Tuesday, April 15, 2014

Innovator with Drug on Register Has Standing in Review of Minister’s Decision as to Whether Data Protection Is Triggered by an NDS

Hospira Healthcare Corp v Canada (Health) 2014 FC 179 Tabib Pr
            oxaliplatin / ELOXATIN

Hospira filed an NDS for “Chemical Entity A,” which, for the purposes of this decision, was assumed to be oxaliplatin [4]. This NDS was rejected for reasons having nothing to do with data protection. Sanofi then listed its drug Eloxatin, with oxaliplatin as the API, on the Register of Innovative Drugs. The Minister then resumed consideration of Hospira’s NDS. In one of its answers to the Mininster’s inquiries, Hospira made reference to the product monograph for Eloxatin. The Minister considered that Hospira had thereby made “direct or indirect comparison” between its drug and Eloxatin, and therefore placed Hospira's application on what might be called “data protection hold” pursuant to section C.08.004.1 of the Food and Drug Regulations (the data protection provision) [5]. Hospira sought judicial review of this decision, and Sanofi sought to be named as a party on the basis that it was a person “directly affected by the order sought” under Rule 303(1)(a).

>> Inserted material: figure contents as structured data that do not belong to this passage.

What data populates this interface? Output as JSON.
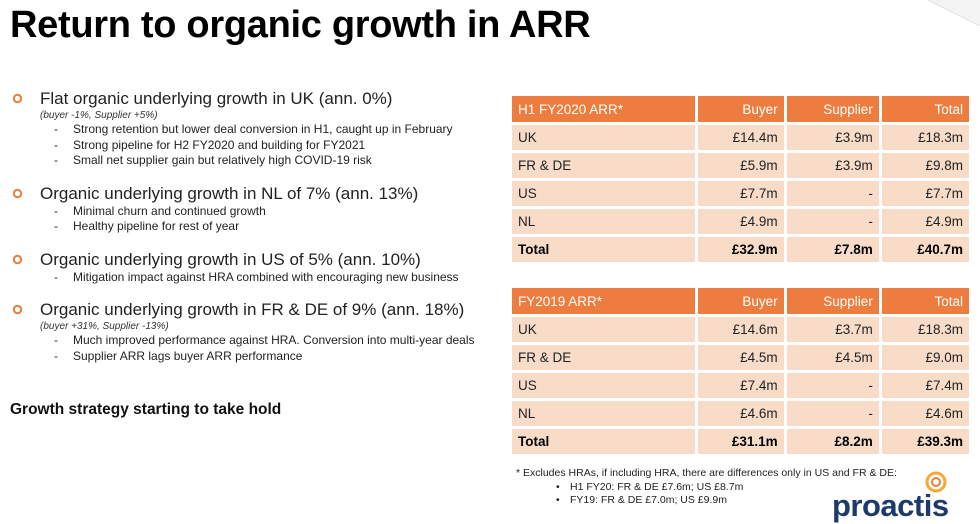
{
  "title": "Return to organic growth in ARR",
  "colors": {
    "accent": "#ec7d3e",
    "table_cell": "#f8dcc8",
    "brand_navy": "#1c3a6b"
  },
  "points": [
    {
      "heading": "Flat organic underlying growth in UK (ann. 0%)",
      "note": "(buyer -1%, Supplier +5%)",
      "subs": [
        "Strong retention but lower deal conversion in H1, caught up in February",
        "Strong pipeline for H2 FY2020 and building for FY2021",
        "Small net supplier gain but relatively high COVID-19 risk"
      ]
    },
    {
      "heading": "Organic underlying growth in NL of 7% (ann. 13%)",
      "note": "",
      "subs": [
        "Minimal churn and continued growth",
        "Healthy pipeline for rest of year"
      ]
    },
    {
      "heading": "Organic underlying growth in US of 5% (ann. 10%)",
      "note": "",
      "subs": [
        "Mitigation impact against HRA combined with encouraging new business"
      ]
    },
    {
      "heading": "Organic underlying growth in FR & DE of 9% (ann. 18%)",
      "note": "(buyer +31%, Supplier -13%)",
      "subs": [
        "Much improved performance against HRA. Conversion into multi-year deals",
        "Supplier ARR lags buyer ARR performance"
      ]
    }
  ],
  "strategy": "Growth strategy starting to take hold",
  "tables": [
    {
      "header": [
        "H1 FY2020 ARR*",
        "Buyer",
        "Supplier",
        "Total"
      ],
      "rows": [
        [
          "UK",
          "£14.4m",
          "£3.9m",
          "£18.3m"
        ],
        [
          "FR & DE",
          "£5.9m",
          "£3.9m",
          "£9.8m"
        ],
        [
          "US",
          "£7.7m",
          "-",
          "£7.7m"
        ],
        [
          "NL",
          "£4.9m",
          "-",
          "£4.9m"
        ]
      ],
      "total": [
        "Total",
        "£32.9m",
        "£7.8m",
        "£40.7m"
      ]
    },
    {
      "header": [
        "FY2019 ARR*",
        "Buyer",
        "Supplier",
        "Total"
      ],
      "rows": [
        [
          "UK",
          "£14.6m",
          "£3.7m",
          "£18.3m"
        ],
        [
          "FR & DE",
          "£4.5m",
          "£4.5m",
          "£9.0m"
        ],
        [
          "US",
          "£7.4m",
          "-",
          "£7.4m"
        ],
        [
          "NL",
          "£4.6m",
          "-",
          "£4.6m"
        ]
      ],
      "total": [
        "Total",
        "£31.1m",
        "£8.2m",
        "£39.3m"
      ]
    }
  ],
  "footnote": {
    "main": "* Excludes HRAs, if including HRA, there are differences only in US and FR & DE:",
    "items": [
      "H1 FY20: FR & DE £7.6m; US £8.7m",
      "FY19: FR & DE £7.0m; US £9.9m"
    ]
  },
  "logo_text": "proactis"
}
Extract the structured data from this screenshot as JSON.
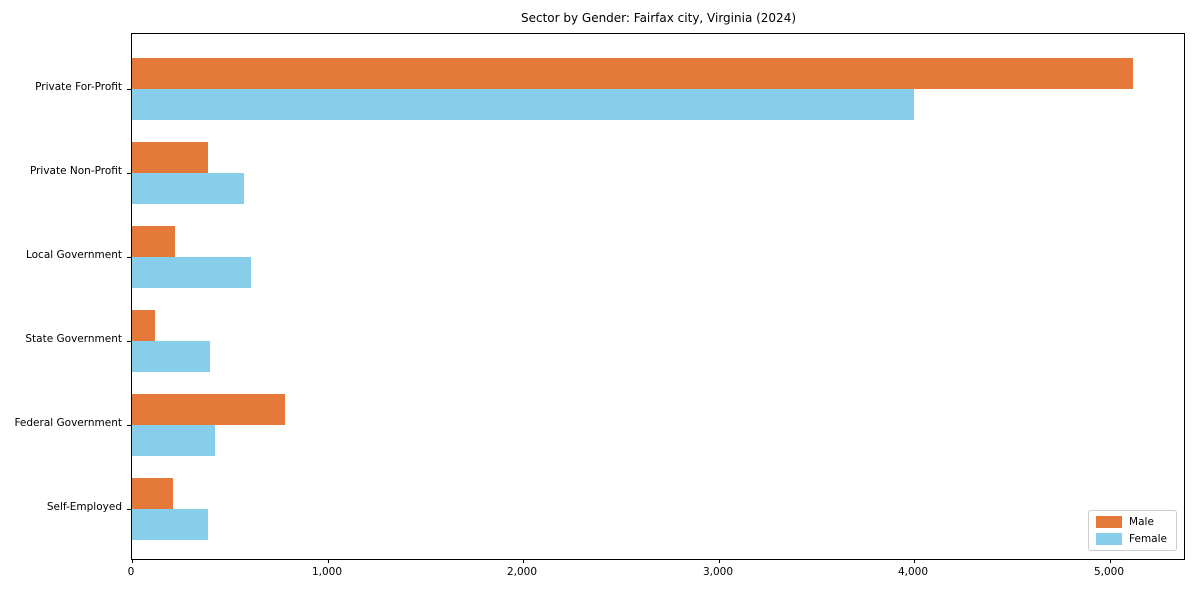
{
  "chart_data": {
    "type": "bar",
    "orientation": "horizontal",
    "title": "Sector by Gender: Fairfax city, Virginia (2024)",
    "categories": [
      "Private For-Profit",
      "Private Non-Profit",
      "Local Government",
      "State Government",
      "Federal Government",
      "Self-Employed"
    ],
    "series": [
      {
        "name": "Male",
        "color": "#e5793a",
        "values": [
          5120,
          390,
          220,
          120,
          785,
          210
        ]
      },
      {
        "name": "Female",
        "color": "#87ceeb",
        "values": [
          4000,
          575,
          610,
          400,
          425,
          390
        ]
      }
    ],
    "xlabel": "",
    "ylabel": "",
    "x_ticks": [
      0,
      1000,
      2000,
      3000,
      4000,
      5000
    ],
    "x_tick_labels": [
      "0",
      "1,000",
      "2,000",
      "3,000",
      "4,000",
      "5,000"
    ],
    "xlim": [
      0,
      5380
    ],
    "grid": false,
    "legend_position": "lower right",
    "colors": {
      "male": "#e5793a",
      "female": "#87ceeb",
      "axis": "#000000",
      "background": "#ffffff"
    }
  }
}
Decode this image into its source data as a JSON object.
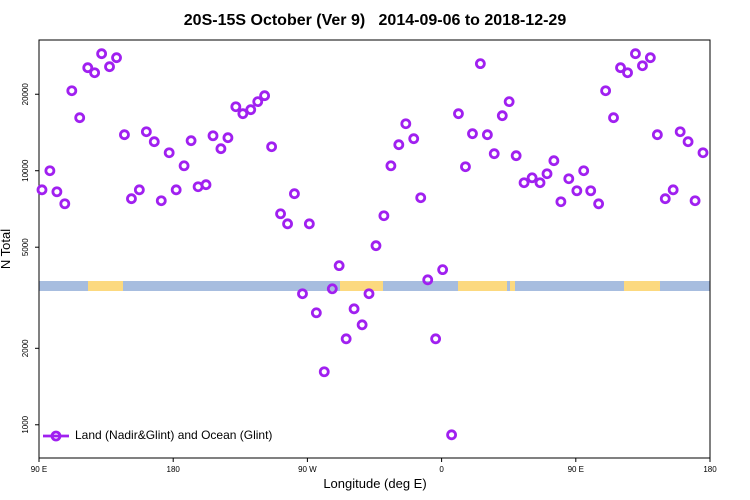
{
  "chart_data": {
    "type": "scatter",
    "title": "20S-15S October (Ver 9)   2014-09-06 to 2018-12-29",
    "xlabel": "Longitude (deg E)",
    "ylabel": "N Total",
    "xlim": [
      90,
      540
    ],
    "ylim": [
      740,
      32700
    ],
    "log_y": true,
    "grid": false,
    "legend": "bottom-left",
    "xticks": [
      {
        "value": 90,
        "label": "90 E"
      },
      180,
      {
        "value": 270,
        "label": "90 W"
      },
      {
        "value": 360,
        "label": "0"
      },
      {
        "value": 450,
        "label": "90 E"
      },
      {
        "value": 540,
        "label": "180"
      }
    ],
    "yticks": [
      1000,
      2000,
      5000,
      10000,
      20000
    ],
    "x": [
      92,
      97.3,
      102,
      107.3,
      112,
      117.3,
      122.7,
      127.3,
      132,
      137.3,
      142,
      147.3,
      152,
      157.3,
      162,
      167.3,
      172,
      177.3,
      182,
      187.3,
      192,
      196.7,
      202,
      206.7,
      212,
      216.7,
      222,
      226.7,
      232,
      236.7,
      241.3,
      246,
      252,
      256.7,
      261.3,
      266.7,
      271.3,
      276,
      281.3,
      286.7,
      291.3,
      296,
      301.3,
      306.7,
      311.3,
      316,
      321.3,
      326,
      331.3,
      336,
      341.3,
      346,
      350.7,
      356,
      360.7,
      366.7,
      371.3,
      376,
      380.7,
      386,
      390.7,
      395.3,
      400.7,
      405.3,
      410,
      415.3,
      420.7,
      426,
      430.7,
      435.3,
      440,
      445.3,
      450.7,
      455.3,
      460,
      465.3,
      470,
      475.3,
      480,
      484.7,
      490,
      494.7,
      500,
      504.7,
      510,
      515.3,
      520,
      525.3,
      530,
      535.3
    ],
    "series": [
      {
        "name": "Land (Nadir&Glint) and Ocean (Glint)",
        "color": "#a020f0",
        "values": [
          8410,
          10000,
          8265,
          7413,
          20650,
          16170,
          25440,
          24310,
          28880,
          25670,
          27860,
          13860,
          7760,
          8410,
          14240,
          13010,
          7620,
          11770,
          8410,
          10460,
          13130,
          8650,
          8810,
          13730,
          12210,
          13490,
          17860,
          16770,
          17390,
          18700,
          19740,
          12430,
          6770,
          6180,
          8120,
          3280,
          6180,
          2760,
          1617,
          3430,
          4230,
          2180,
          2860,
          2475,
          3280,
          5070,
          6650,
          10460,
          12660,
          15310,
          13370,
          7830,
          3720,
          2180,
          4080,
          913,
          16770,
          10370,
          13990,
          26390,
          13860,
          11670,
          16470,
          18700,
          11460,
          8970,
          9380,
          8970,
          9730,
          10950,
          7550,
          9300,
          8340,
          10000,
          8340,
          7410,
          20650,
          16170,
          25440,
          24310,
          28880,
          25900,
          27860,
          13860,
          7760,
          8410,
          14240,
          13010,
          7620,
          11770
        ]
      }
    ]
  }
}
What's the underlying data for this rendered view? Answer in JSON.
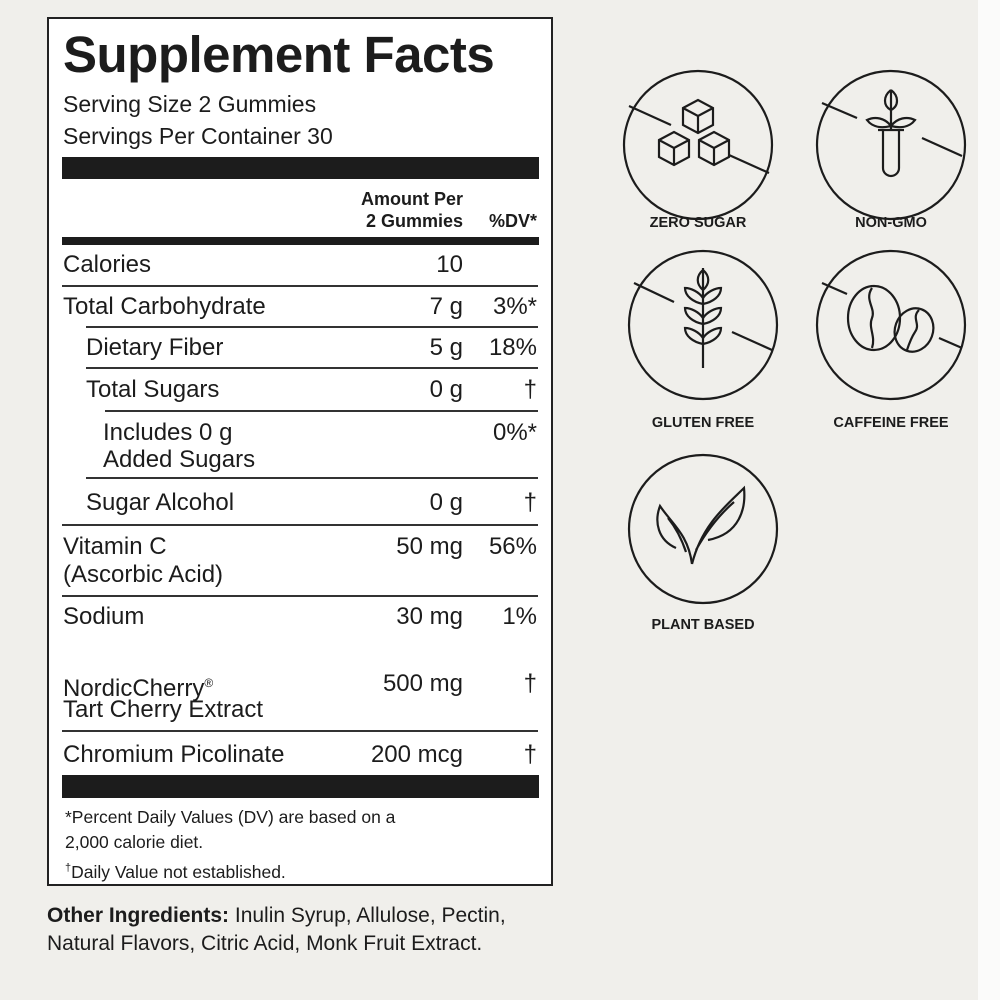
{
  "label": {
    "title": "Supplement Facts",
    "serving_size": "Serving Size 2 Gummies",
    "servings_per_container": "Servings Per Container 30",
    "header_amount_line1": "Amount Per",
    "header_amount_line2": "2 Gummies",
    "header_dv": "%DV*",
    "rows": [
      {
        "name": "Calories",
        "amount": "10",
        "dv": ""
      },
      {
        "name": "Total Carbohydrate",
        "amount": "7 g",
        "dv": "3%*"
      },
      {
        "name": "Dietary Fiber",
        "amount": "5 g",
        "dv": "18%"
      },
      {
        "name": "Total Sugars",
        "amount": "0 g",
        "dv": "†"
      },
      {
        "name": "Includes 0 g",
        "name2": "Added Sugars",
        "amount": "",
        "dv": "0%*"
      },
      {
        "name": "Sugar Alcohol",
        "amount": "0 g",
        "dv": "†"
      },
      {
        "name": "Vitamin C",
        "name2": "(Ascorbic Acid)",
        "amount": "50 mg",
        "dv": "56%"
      },
      {
        "name": "Sodium",
        "amount": "30 mg",
        "dv": "1%"
      },
      {
        "name": "NordicCherry",
        "sup": "®",
        "name2": "Tart Cherry Extract",
        "amount": "500 mg",
        "dv": "†"
      },
      {
        "name": "Chromium Picolinate",
        "amount": "200 mcg",
        "dv": "†"
      }
    ],
    "footnote1": "*Percent Daily Values (DV) are based on a",
    "footnote2": "2,000 calorie diet.",
    "footnote3_mark": "†",
    "footnote3": "Daily Value not established."
  },
  "other_ingredients": {
    "label": "Other Ingredients:",
    "text": " Inulin Syrup, Allulose, Pectin, Natural Flavors, Citric Acid, Monk Fruit Extract."
  },
  "badges": [
    {
      "label": "ZERO SUGAR",
      "icon": "sugar-cubes-icon"
    },
    {
      "label": "NON-GMO",
      "icon": "plant-test-tube-icon"
    },
    {
      "label": "GLUTEN FREE",
      "icon": "wheat-icon"
    },
    {
      "label": "CAFFEINE FREE",
      "icon": "coffee-beans-icon"
    },
    {
      "label": "PLANT BASED",
      "icon": "leaves-icon"
    }
  ],
  "colors": {
    "background": "#f0efeb",
    "ink": "#1c1c1c",
    "label_bg": "#ffffff"
  }
}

Prothonotary Tabib noted that the data protection regime is intended to protect the interests of innovative drug makers by preventing others from relying on their data during the exclusivity period, and “[i]t is beyond question that the order sought will directly prejudice Sanofi, as it will remove the protection and its right to the exclusion of Hospira’s product from the market, both of which were intended for Sanofi’s direct benefit” [19]. She therefore held that Sanofi did have a right to be added on the third branch of the test for interpreting Rule 303 set out in Forest Ethics Advocacy Assn 2013 FCA 236 [20].

In coming to this conclusion, Tabib Pr usefully pointed out that there are two lines clear lines of authority:

[13] On the one hand, it has been held that an innovator drug manufacturer does not have standing to bring or respond to an application to judicially review a decision of the Minister of Health under the Food and Drugs Act or the Food and Drugs Regulations in respect of the issuance or proposed issuance of an NOC to another drug manufacturer

[14] On the other end of the spectrum, there is equally constant jurisprudence that an innovator whose patents are listed against a drug on the register maintained under the [PM(NOC)Regulations] does have standing where the issue in a judicial review is whether or not the rights and protections afforded to it under the PM(NOC)Regulations are engaged by another manufacturer’s application for an NOC

She noted that neither of these lines of authority controlled the present case; the distinction cannot be based on whether it is the NOCRegulations or the Food and Drugs Regulations that are involved, as there is no principled reason for saying that a person’s interest is necessarily “directly affected” by one regulation but not the other [15].